In the stress test case, there are two possible problems:

  1. Keys are generated by RANDOM_NUMBER(), so same keys could be put into the hash table. Repetivie keys are not well-treated in this module. In the subroutine put_sll(list, key, val), there is not code to treat the value with the same key appeared before.

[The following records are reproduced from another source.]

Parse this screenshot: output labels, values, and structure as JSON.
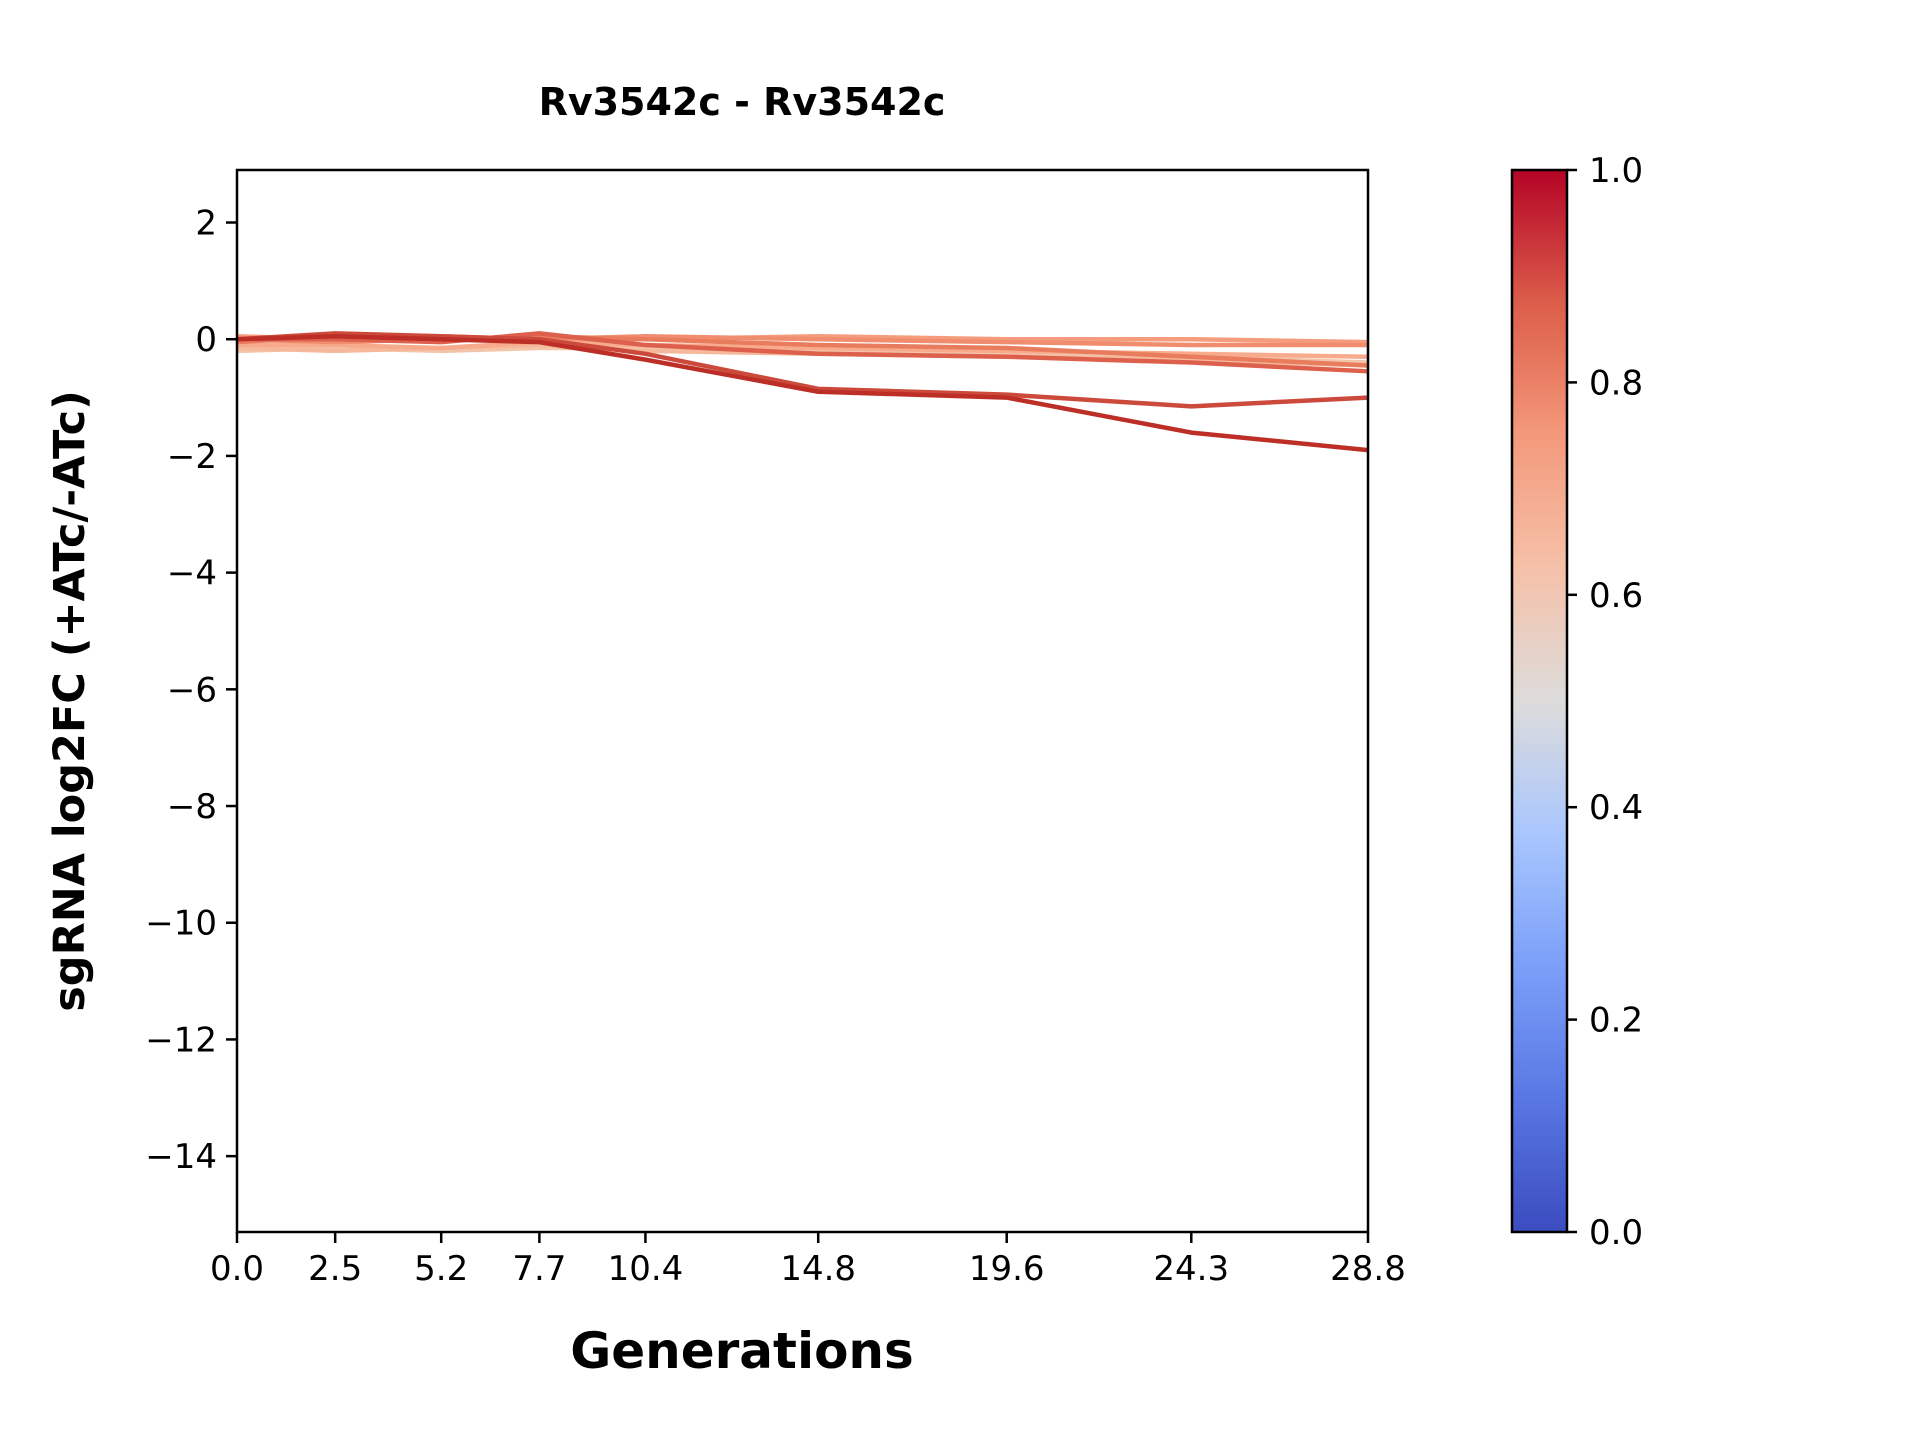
{
  "chart_data": {
    "type": "line",
    "title": "Rv3542c - Rv3542c",
    "xlabel": "Generations",
    "ylabel": "sgRNA log2FC (+ATc/-ATc)",
    "x": [
      0.0,
      2.5,
      5.2,
      7.7,
      10.4,
      14.8,
      19.6,
      24.3,
      28.8
    ],
    "xtick_labels": [
      "0.0",
      "2.5",
      "5.2",
      "7.7",
      "10.4",
      "14.8",
      "19.6",
      "24.3",
      "28.8"
    ],
    "yticks": [
      2,
      0,
      -2,
      -4,
      -6,
      -8,
      -10,
      -12,
      -14
    ],
    "ytick_labels": [
      "2",
      "0",
      "−2",
      "−4",
      "−6",
      "−8",
      "−10",
      "−12",
      "−14"
    ],
    "xlim": [
      0,
      28.8
    ],
    "ylim": [
      -15.3,
      2.9
    ],
    "grid": false,
    "legend": "none",
    "line_width": 4.5,
    "series": [
      {
        "colormap_value": 0.6,
        "color": "#f2c5ab",
        "y": [
          -0.2,
          -0.15,
          -0.2,
          -0.15,
          -0.15,
          -0.2,
          -0.25,
          -0.3,
          -0.4
        ]
      },
      {
        "colormap_value": 0.64,
        "color": "#f6b89b",
        "y": [
          -0.15,
          -0.2,
          -0.15,
          -0.1,
          -0.2,
          -0.25,
          -0.3,
          -0.35,
          -0.45
        ]
      },
      {
        "colormap_value": 0.68,
        "color": "#f7aa8c",
        "y": [
          -0.1,
          -0.1,
          -0.15,
          -0.05,
          -0.1,
          -0.15,
          -0.2,
          -0.25,
          -0.3
        ]
      },
      {
        "colormap_value": 0.72,
        "color": "#f59c7d",
        "y": [
          0.05,
          0.0,
          0.05,
          0.0,
          0.0,
          0.05,
          0.0,
          0.0,
          -0.05
        ]
      },
      {
        "colormap_value": 0.76,
        "color": "#f18d6f",
        "y": [
          0.0,
          -0.05,
          0.0,
          0.0,
          0.05,
          0.0,
          -0.05,
          -0.1,
          -0.1
        ]
      },
      {
        "colormap_value": 0.8,
        "color": "#e97c5d",
        "y": [
          -0.05,
          0.05,
          0.0,
          0.05,
          0.0,
          -0.1,
          -0.15,
          -0.3,
          -0.45
        ]
      },
      {
        "colormap_value": 0.85,
        "color": "#dd604c",
        "y": [
          0.0,
          0.0,
          -0.05,
          0.1,
          -0.1,
          -0.25,
          -0.3,
          -0.4,
          -0.55
        ]
      },
      {
        "colormap_value": 0.92,
        "color": "#cc4a3c",
        "y": [
          0.0,
          0.1,
          0.05,
          0.0,
          -0.25,
          -0.85,
          -0.95,
          -1.15,
          -1.0
        ]
      },
      {
        "colormap_value": 0.97,
        "color": "#bd2e27",
        "y": [
          0.0,
          0.05,
          0.0,
          -0.05,
          -0.35,
          -0.9,
          -1.0,
          -1.6,
          -1.9
        ]
      }
    ],
    "colorbar": {
      "colormap": "coolwarm",
      "min": 0.0,
      "max": 1.0,
      "tick_labels": [
        "0.0",
        "0.2",
        "0.4",
        "0.6",
        "0.8",
        "1.0"
      ],
      "gradient_top_to_bottom": [
        {
          "offset": 0.0,
          "color": "#b40426"
        },
        {
          "offset": 0.125,
          "color": "#dc5d4a"
        },
        {
          "offset": 0.25,
          "color": "#f4997b"
        },
        {
          "offset": 0.375,
          "color": "#f5c1a9"
        },
        {
          "offset": 0.5,
          "color": "#dddcdb"
        },
        {
          "offset": 0.625,
          "color": "#a9c6fd"
        },
        {
          "offset": 0.75,
          "color": "#7b9ff9"
        },
        {
          "offset": 0.875,
          "color": "#5977e3"
        },
        {
          "offset": 1.0,
          "color": "#3b4cc0"
        }
      ]
    }
  }
}
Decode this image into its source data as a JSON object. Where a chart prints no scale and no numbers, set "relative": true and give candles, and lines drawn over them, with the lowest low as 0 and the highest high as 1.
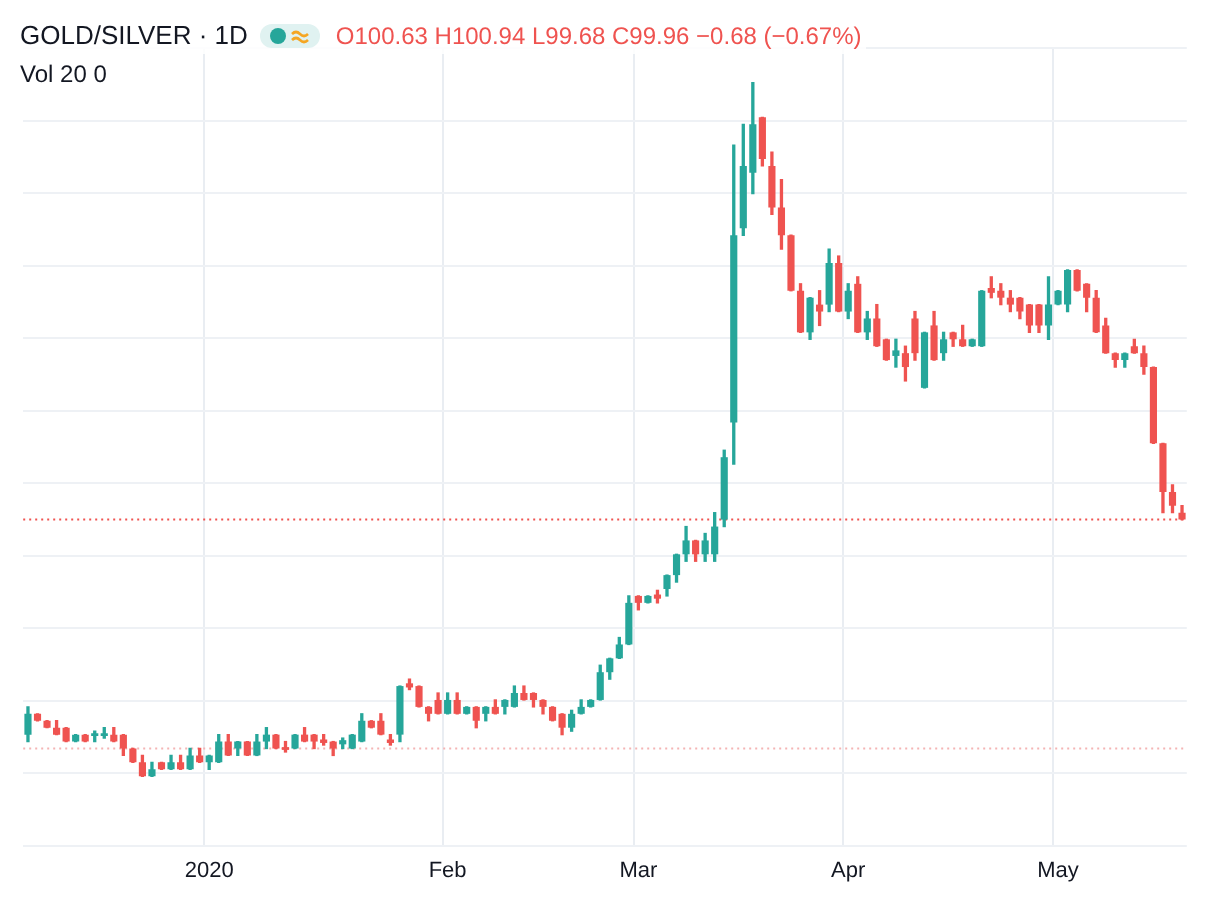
{
  "chart_data": {
    "type": "candlestick",
    "title": "GOLD/SILVER · 1D",
    "relative": true,
    "grid": true,
    "annotations": [
      "O100.63 H100.94 L99.68 C99.96 −0.68 (−0.67%)",
      "Vol 20 0"
    ],
    "categories": [
      null,
      null,
      null,
      null,
      null,
      null,
      null,
      null,
      null,
      null,
      null,
      null,
      null,
      null,
      null,
      null,
      null,
      null,
      null,
      "2020",
      null,
      null,
      null,
      null,
      null,
      null,
      null,
      null,
      null,
      null,
      null,
      null,
      null,
      null,
      null,
      null,
      null,
      null,
      null,
      null,
      null,
      null,
      null,
      null,
      "Feb",
      null,
      null,
      null,
      null,
      null,
      null,
      null,
      null,
      null,
      null,
      null,
      null,
      null,
      null,
      null,
      null,
      null,
      null,
      null,
      "Mar",
      null,
      null,
      null,
      null,
      null,
      null,
      null,
      null,
      null,
      null,
      null,
      null,
      null,
      null,
      null,
      null,
      null,
      null,
      null,
      null,
      null,
      "Apr",
      null,
      null,
      null,
      null,
      null,
      null,
      null,
      null,
      null,
      null,
      null,
      null,
      null,
      null,
      null,
      null,
      null,
      null,
      null,
      null,
      null,
      "May",
      null,
      null,
      null,
      null,
      null,
      null,
      null,
      null,
      null,
      null,
      null,
      null,
      null
    ],
    "ohlc": [
      [
        0.06,
        0.1,
        0.05,
        0.09
      ],
      [
        0.09,
        0.09,
        0.08,
        0.08
      ],
      [
        0.08,
        0.08,
        0.07,
        0.07
      ],
      [
        0.07,
        0.08,
        0.06,
        0.06
      ],
      [
        0.07,
        0.07,
        0.05,
        0.05
      ],
      [
        0.05,
        0.06,
        0.05,
        0.06
      ],
      [
        0.06,
        0.06,
        0.05,
        0.05
      ],
      [
        0.058,
        0.065,
        0.05,
        0.062
      ],
      [
        0.058,
        0.07,
        0.055,
        0.062
      ],
      [
        0.06,
        0.07,
        0.05,
        0.05
      ],
      [
        0.06,
        0.06,
        0.03,
        0.04
      ],
      [
        0.04,
        0.04,
        0.02,
        0.02
      ],
      [
        0.02,
        0.03,
        0,
        0
      ],
      [
        0,
        0.02,
        0,
        0.01
      ],
      [
        0.02,
        0.02,
        0.01,
        0.01
      ],
      [
        0.01,
        0.03,
        0.01,
        0.02
      ],
      [
        0.02,
        0.03,
        0.01,
        0.01
      ],
      [
        0.01,
        0.04,
        0.01,
        0.03
      ],
      [
        0.03,
        0.04,
        0.02,
        0.02
      ],
      [
        0.02,
        0.03,
        0.01,
        0.03
      ],
      [
        0.02,
        0.06,
        0.02,
        0.05
      ],
      [
        0.05,
        0.06,
        0.03,
        0.03
      ],
      [
        0.04,
        0.05,
        0.03,
        0.05
      ],
      [
        0.05,
        0.05,
        0.03,
        0.03
      ],
      [
        0.03,
        0.06,
        0.03,
        0.05
      ],
      [
        0.05,
        0.07,
        0.04,
        0.06
      ],
      [
        0.06,
        0.06,
        0.04,
        0.04
      ],
      [
        0.042,
        0.05,
        0.035,
        0.038
      ],
      [
        0.04,
        0.06,
        0.04,
        0.06
      ],
      [
        0.06,
        0.07,
        0.05,
        0.05
      ],
      [
        0.06,
        0.06,
        0.04,
        0.05
      ],
      [
        0.053,
        0.06,
        0.045,
        0.048
      ],
      [
        0.05,
        0.05,
        0.03,
        0.04
      ],
      [
        0.046,
        0.055,
        0.04,
        0.052
      ],
      [
        0.04,
        0.06,
        0.04,
        0.06
      ],
      [
        0.05,
        0.09,
        0.05,
        0.08
      ],
      [
        0.08,
        0.08,
        0.07,
        0.07
      ],
      [
        0.08,
        0.09,
        0.06,
        0.06
      ],
      [
        0.053,
        0.06,
        0.045,
        0.048
      ],
      [
        0.06,
        0.13,
        0.05,
        0.13
      ],
      [
        0.134,
        0.14,
        0.125,
        0.128
      ],
      [
        0.13,
        0.13,
        0.1,
        0.1
      ],
      [
        0.1,
        0.1,
        0.08,
        0.09
      ],
      [
        0.11,
        0.12,
        0.09,
        0.09
      ],
      [
        0.09,
        0.12,
        0.09,
        0.11
      ],
      [
        0.11,
        0.12,
        0.09,
        0.09
      ],
      [
        0.09,
        0.1,
        0.09,
        0.1
      ],
      [
        0.1,
        0.1,
        0.07,
        0.08
      ],
      [
        0.09,
        0.1,
        0.08,
        0.1
      ],
      [
        0.1,
        0.11,
        0.09,
        0.09
      ],
      [
        0.1,
        0.11,
        0.09,
        0.11
      ],
      [
        0.1,
        0.13,
        0.1,
        0.12
      ],
      [
        0.12,
        0.13,
        0.11,
        0.11
      ],
      [
        0.12,
        0.12,
        0.1,
        0.11
      ],
      [
        0.11,
        0.11,
        0.09,
        0.1
      ],
      [
        0.1,
        0.1,
        0.08,
        0.08
      ],
      [
        0.09,
        0.09,
        0.06,
        0.07
      ],
      [
        0.07,
        0.095,
        0.065,
        0.09
      ],
      [
        0.09,
        0.11,
        0.09,
        0.1
      ],
      [
        0.1,
        0.11,
        0.1,
        0.11
      ],
      [
        0.11,
        0.16,
        0.11,
        0.15
      ],
      [
        0.15,
        0.17,
        0.14,
        0.17
      ],
      [
        0.17,
        0.2,
        0.17,
        0.19
      ],
      [
        0.19,
        0.26,
        0.19,
        0.25
      ],
      [
        0.26,
        0.26,
        0.24,
        0.25
      ],
      [
        0.25,
        0.26,
        0.25,
        0.26
      ],
      [
        0.262,
        0.268,
        0.25,
        0.256
      ],
      [
        0.27,
        0.29,
        0.26,
        0.29
      ],
      [
        0.29,
        0.32,
        0.28,
        0.32
      ],
      [
        0.32,
        0.36,
        0.31,
        0.34
      ],
      [
        0.34,
        0.34,
        0.31,
        0.32
      ],
      [
        0.32,
        0.35,
        0.31,
        0.34
      ],
      [
        0.32,
        0.38,
        0.31,
        0.36
      ],
      [
        0.37,
        0.47,
        0.36,
        0.46
      ],
      [
        0.51,
        0.91,
        0.45,
        0.78
      ],
      [
        0.79,
        0.94,
        0.78,
        0.88
      ],
      [
        0.87,
        1,
        0.84,
        0.94
      ],
      [
        0.95,
        0.95,
        0.88,
        0.89
      ],
      [
        0.88,
        0.9,
        0.81,
        0.82
      ],
      [
        0.82,
        0.86,
        0.76,
        0.78
      ],
      [
        0.78,
        0.78,
        0.7,
        0.7
      ],
      [
        0.7,
        0.71,
        0.64,
        0.64
      ],
      [
        0.64,
        0.69,
        0.63,
        0.69
      ],
      [
        0.68,
        0.7,
        0.65,
        0.67
      ],
      [
        0.68,
        0.76,
        0.67,
        0.74
      ],
      [
        0.74,
        0.75,
        0.67,
        0.67
      ],
      [
        0.67,
        0.71,
        0.66,
        0.7
      ],
      [
        0.71,
        0.72,
        0.64,
        0.64
      ],
      [
        0.64,
        0.67,
        0.63,
        0.66
      ],
      [
        0.66,
        0.68,
        0.62,
        0.62
      ],
      [
        0.63,
        0.63,
        0.6,
        0.6
      ],
      [
        0.606,
        0.63,
        0.59,
        0.614
      ],
      [
        0.61,
        0.62,
        0.57,
        0.59
      ],
      [
        0.66,
        0.67,
        0.6,
        0.61
      ],
      [
        0.56,
        0.64,
        0.56,
        0.64
      ],
      [
        0.65,
        0.67,
        0.6,
        0.6
      ],
      [
        0.61,
        0.64,
        0.6,
        0.63
      ],
      [
        0.64,
        0.64,
        0.62,
        0.63
      ],
      [
        0.63,
        0.65,
        0.62,
        0.62
      ],
      [
        0.62,
        0.63,
        0.62,
        0.63
      ],
      [
        0.62,
        0.7,
        0.62,
        0.7
      ],
      [
        0.704,
        0.72,
        0.69,
        0.697
      ],
      [
        0.7,
        0.71,
        0.68,
        0.69
      ],
      [
        0.69,
        0.7,
        0.67,
        0.68
      ],
      [
        0.69,
        0.69,
        0.66,
        0.67
      ],
      [
        0.68,
        0.68,
        0.64,
        0.65
      ],
      [
        0.68,
        0.68,
        0.64,
        0.65
      ],
      [
        0.65,
        0.72,
        0.63,
        0.68
      ],
      [
        0.68,
        0.7,
        0.68,
        0.7
      ],
      [
        0.68,
        0.73,
        0.67,
        0.73
      ],
      [
        0.73,
        0.73,
        0.7,
        0.7
      ],
      [
        0.71,
        0.71,
        0.67,
        0.69
      ],
      [
        0.69,
        0.7,
        0.64,
        0.64
      ],
      [
        0.65,
        0.66,
        0.61,
        0.61
      ],
      [
        0.61,
        0.61,
        0.59,
        0.6
      ],
      [
        0.6,
        0.61,
        0.59,
        0.61
      ],
      [
        0.62,
        0.63,
        0.61,
        0.61
      ],
      [
        0.61,
        0.62,
        0.58,
        0.59
      ],
      [
        0.59,
        0.59,
        0.48,
        0.48
      ],
      [
        0.48,
        0.48,
        0.38,
        0.41
      ],
      [
        0.41,
        0.42,
        0.38,
        0.39
      ],
      [
        0.38,
        0.39,
        0.37,
        0.37
      ]
    ],
    "ref_lines": [
      {
        "axis": "y",
        "value": 0.37,
        "color": "#ef5350",
        "line_style": "dotted"
      },
      {
        "axis": "y",
        "value": 0.04,
        "color": "#f4b4b4",
        "line_style": "dotted"
      }
    ]
  }
}
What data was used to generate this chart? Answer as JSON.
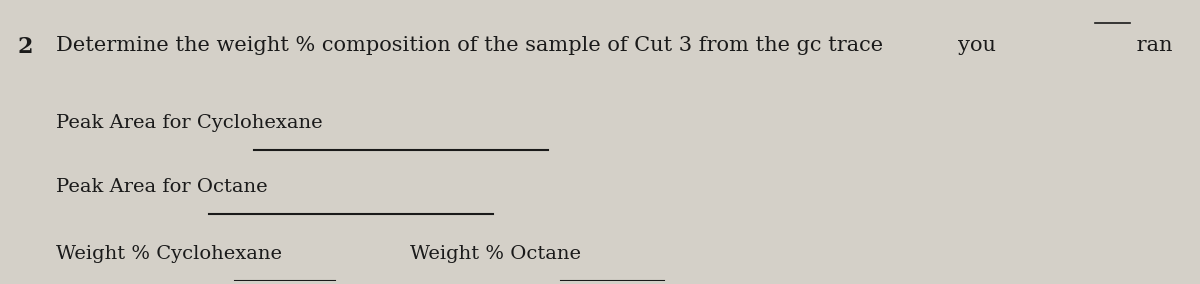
{
  "background_color": "#d4d0c8",
  "number": "2",
  "title_part1": "Determine the weight % composition of the sample of Cut 3 from the gc trace ",
  "title_part2": "you",
  "title_part3": " ran",
  "line1_label": "Peak Area for Cyclohexane",
  "line2_label": "Peak Area for Octane",
  "line3a_label": "Weight % Cyclohexane",
  "line3b_label": "Weight % Octane",
  "text_color": "#1a1a1a",
  "line_color": "#1a1a1a",
  "font_size_title": 15,
  "font_size_body": 14,
  "number_font_size": 16
}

  2. Another risk is the use of transfer function. Although the problem may not appear in this test case, it is important to carefully choose the size of the transferred type. Also, my personal experience suggests that it might be better to use transfer(key, your original key type) of the module in certian if statements. For example, in the module, we have:

    IF (list%key /= key) THEN
     IF ( .NOT. ASSOCIATED(list%child) ) ALLOCATE(list%child)
     CALL put_sll(list%child,key,val)
    END IF

    If your original key is an integer, it might be better to use following code:

    IF (transfer(list%key, integer) /= transfer(key, integer)) THEN
     IF ( .NOT. ASSOCIATED(list%child) ) ALLOCATE(list%child)
     CALL put_sll(list%child,key,val)
    END IF

  1. Finalization should also be added to these objects, but I am unsure of compiler support for this feature as of June 5th, 2010.